Ô semana intensa! Mais uma, só pra variar… Na política, na saúde, na quantidade de mortes, sejam as vítimas da pandemia, sejam as de pessoas conhecidas. Entre elas, artistas de primeira grandeza. Mas uma não mereceu muita repercussão: a do ex-senador Guilherme Palmeira. E penso que a trajetória e o perfil dele dizem muito do momento atual e do passado recente.
No período em que esteve no Senado, entre 1983 e 1998, mantivemos boa convivência. Ele era, no jargão jornalístico, minha fonte. Um político que, independentemente de suas posições partidárias, tinha uma visão ampla do dia a dia, conhecia os bastidores e sabia projetar os acontecimentos políticos. Basicamente, fazia política, conversava política, gostava de política. Como não acontece mais, já há um bom tempo…
Dizia que não gostava muito daquela fase das CPIs, das denúncias, em que todo mundo estava mais interessado em derrubar alguém. Como também o chamado jornalismo investigativo não era muito a minha praia, preferia conversar com pessoas como ele. E ele também gostava; dizia que eu e mais uns poucos – me lembro de ele citar a Dora Kramer – tínhamos capacidade de análise política. Pra mim, na época, foi um baita elogio. Além de toda sua experiência – foi prefeito de Maceió, governador de Alagoas, deputado estadual, senador, ministro do Tribunal de Contas – tinha como característica o gosto pelo bom papo, de uma fina ironia. Melhor ainda se regado a uns drinques.
Chegou a ser indicado para vice na chapa de Fernando Henrique Cardoso, na eleição de 1994, mas uma denúncia, nunca comprovada, fez com que ele desse lugar a Marco Maciel. São, enfim, personagens de um modo de fazer política que não existe mais. Com conversa e tolerância, que ele exerceu, inclusive, em casa: era irmão de um grande (e radical) líder estudantil nas revoltas de 1968 contra a ditadura e, mais tarde, liderança do PT, Vladimir Palmeira, enquanto Guilherme militou na Arena e no PFL, hoje DEM.
Não era a política do negócio ou do xingamento – as principais características do modo de se fazer política nos últimos tempos. Tinha-se tempo pra longas conversas e espaço para o humor.
Houve ainda um episódio divertido em que nos envolvemos. Eu passava férias na casa de uns amigos na Barra de São Miguel, em Maceió, acho que o ano foi 1986. Um dia, reconheço o senador chegando na casa ao lado. Ele tinha acabado de descer de um ultraleve e já estava com uma caipirinha na mão. Fui até lá vê-lo e ele insistia para que eu desse uma volta na tal geringonça.
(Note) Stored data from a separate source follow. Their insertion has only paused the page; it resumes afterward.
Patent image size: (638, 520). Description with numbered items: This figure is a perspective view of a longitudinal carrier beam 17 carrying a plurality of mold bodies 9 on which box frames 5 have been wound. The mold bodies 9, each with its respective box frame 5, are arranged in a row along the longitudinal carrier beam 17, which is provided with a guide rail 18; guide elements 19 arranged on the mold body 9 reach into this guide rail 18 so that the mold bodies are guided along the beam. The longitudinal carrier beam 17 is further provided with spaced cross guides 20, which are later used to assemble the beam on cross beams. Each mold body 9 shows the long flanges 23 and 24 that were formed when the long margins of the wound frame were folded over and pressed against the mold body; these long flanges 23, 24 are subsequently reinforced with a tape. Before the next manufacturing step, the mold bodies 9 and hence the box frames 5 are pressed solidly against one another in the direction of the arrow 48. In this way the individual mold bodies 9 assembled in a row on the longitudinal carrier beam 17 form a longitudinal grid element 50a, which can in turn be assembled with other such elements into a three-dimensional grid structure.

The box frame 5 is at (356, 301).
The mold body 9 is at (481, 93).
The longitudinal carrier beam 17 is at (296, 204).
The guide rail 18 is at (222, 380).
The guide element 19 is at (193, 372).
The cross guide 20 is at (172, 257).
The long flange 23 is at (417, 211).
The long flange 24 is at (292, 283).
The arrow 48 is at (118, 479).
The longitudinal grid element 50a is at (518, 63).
Eu disse que tinha medo e ele: “mas se eu, manco como sou, bem mais velho, tive coragem, você não vai ter?”
Diante desse desafio, como negar? Lá fui eu, com o piloto (de cujo nome não me lembro, mas me disse depois o ex-deputado José Thomas Nonô que era um maluco). Percebendo meus temores, ele deu de fazer acrobacias pra me assustar. Sobrevivi, mas quase que ele não. Logo que me deixou na praia, pegou de novo o ultraleve para voltar pra cidade e, querendo fazer mais uma graça, arremeteu contra os arrecifes. O ultraleve, e soube disso na hora, se desmonta com choques. Foi a sorte dele, além de ter sido socorrido pelo meu anfitrião, que é médico e correu até lá, achando que eu ainda estava “a bordo”. Só nos restou, ao senador, a mim e aos amigos da casa, beber mais umas, pra desanuviar.
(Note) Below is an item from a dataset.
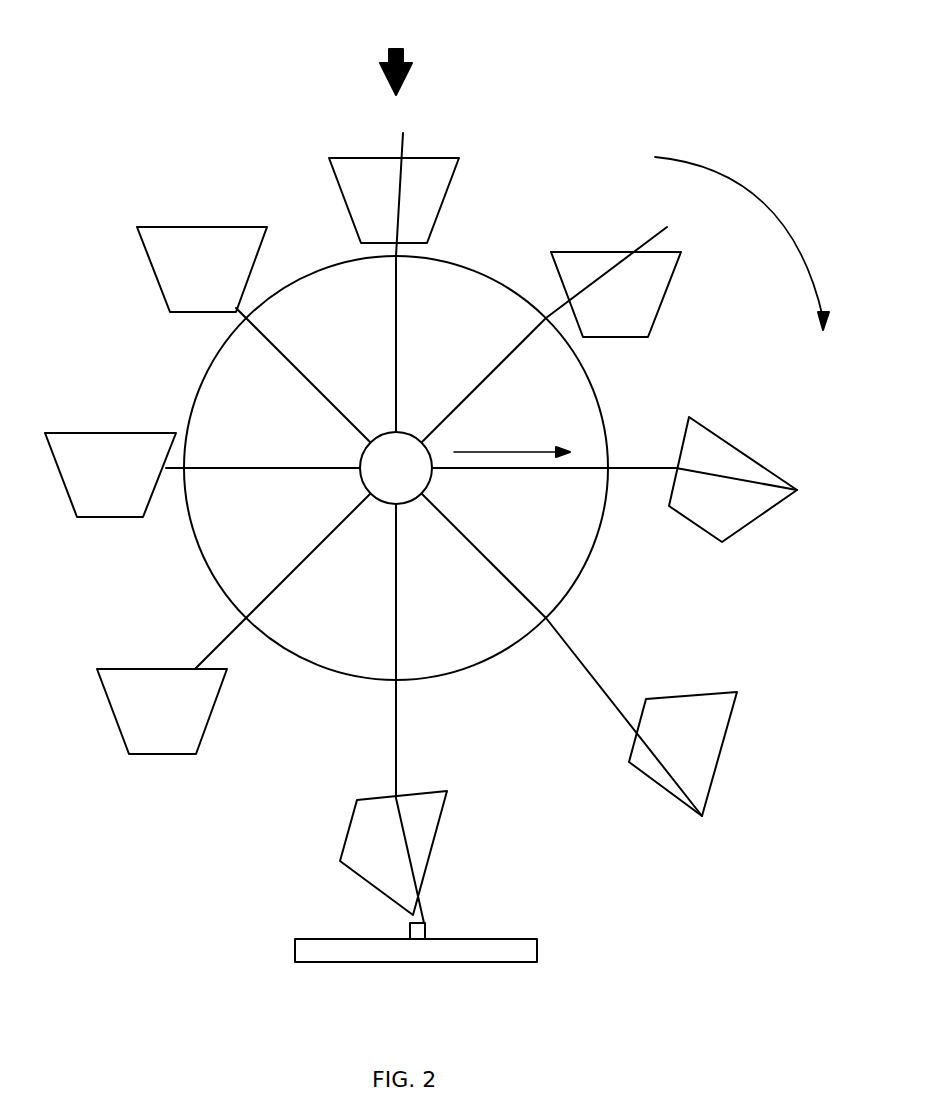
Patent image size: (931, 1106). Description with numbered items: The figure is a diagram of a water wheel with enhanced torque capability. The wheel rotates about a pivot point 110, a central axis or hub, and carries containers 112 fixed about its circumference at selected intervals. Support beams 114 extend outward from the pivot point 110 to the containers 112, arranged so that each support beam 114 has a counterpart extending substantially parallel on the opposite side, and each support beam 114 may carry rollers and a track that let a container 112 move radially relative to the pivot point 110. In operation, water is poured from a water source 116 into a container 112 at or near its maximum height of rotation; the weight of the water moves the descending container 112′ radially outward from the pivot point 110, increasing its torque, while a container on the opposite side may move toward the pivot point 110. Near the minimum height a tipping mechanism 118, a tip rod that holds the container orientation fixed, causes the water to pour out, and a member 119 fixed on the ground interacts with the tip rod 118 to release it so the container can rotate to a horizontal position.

A última vez que nos encontramos foi no restaurante Piantella. Mesmo depois de aposentado, meio que fora da política, ele mantinha o hábito, junto com outros políticos, amigos e jornalistas, da “sexta-feira sem lei”. Sem sessões no Congresso, com o restaurante mais vazio, os parlamentares podiam se estender um pouco mais e relaxar. Eram momentos muito descontraídos, de excelente conversa. Ninguém estava ali exatamente para passar ou tirar informações, mas não era raro que se extraísse muita coisa boa deste papo solto.
O Piantella fechou no final de abril. Guilherme Palmeira morreu na segunda-feira, dia 4. Tinha 81 anos. Como disse um amigo jornalista, também um bocado experiente, acho que estamos vivendo o fim de uma época. Sem nostalgia, mas não dá pra dizer que agora é melhor.